A more extensive “shared decision-making” between patients and their multidisciplinary medical teams should take place before treatment is applied, whether it involves PCI or solely medication therapy, says Marcus St. John, M.D., an interventional cardiologist and medical director of the Cardiac Catheterization Lab at Miami Cardiac & Vascular Institute.

“If you have options, then we need to discuss them with the patient, so-called shared decision-making,” explains. Dr. St. John. “There’s the conservative approach, which may involve taking more medicines and making lifestyle changes including a healthier diet and an exercise program, but there still may be a need for a PCI in the future. The invasive approach does have some upfront risks because there are some possible complications from having a PCI. But PCI is good mostly for reducing angina and it can do that better than medication in some patients.”

The study randomly assigned 5,179 patients at 320 sites in 37 countries to receive one of the two treatment strategies. That makes it more than twice as large as any previous study of its kind. The study was led by researchers at NYU Grossman School of Medicine and Stanford University. The data management and statistics was handled by the Duke Clinical Research Institute (DCRI).
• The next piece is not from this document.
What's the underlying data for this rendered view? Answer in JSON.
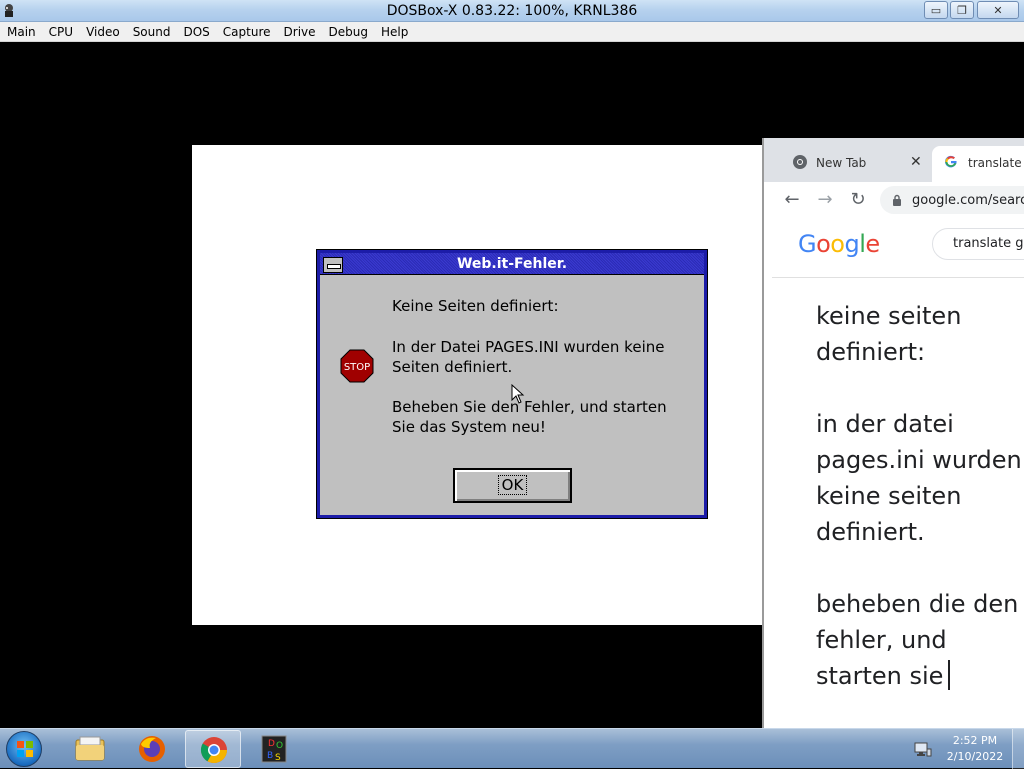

“It’s important to note that the study did not apply to patients who had recently had or were having a heart attack, and it did not include very symptomatic patients with chest pain at rest or during minimal activity,” points out Dr. St. John.

The study was funded by the National Heart, Lung, and Blood Institute and it goes by the short title of ISCHEMIA, which stands for International Study of Comparative Health Effectiveness with Medical and Invasive Approaches.

ISCHEMIA involved patients with stable ischemic heart disease (SIHD), which occurs when not enough oxygen-rich blood is supplied to heart muscle. Most patients in the study had moderate or severe ischemia caused by atherosclerosis, cholesterol deposits that narrow arteries. Ischemic heart disease affects 17.6 million Americans, resulting in about 450,000 deaths annually.

Patients should not feel “pushed into one position or another” — the invasive approach vs. medication only, says Dr. St. John.

“This is a reasonable study that says you can do quite well with an invasive approach and you are likely to be on fewer anti-angina medicines,” he adds. “But if you prefer not to undergo the procedure, we’re not increasing your risk of death. Having these options is important.”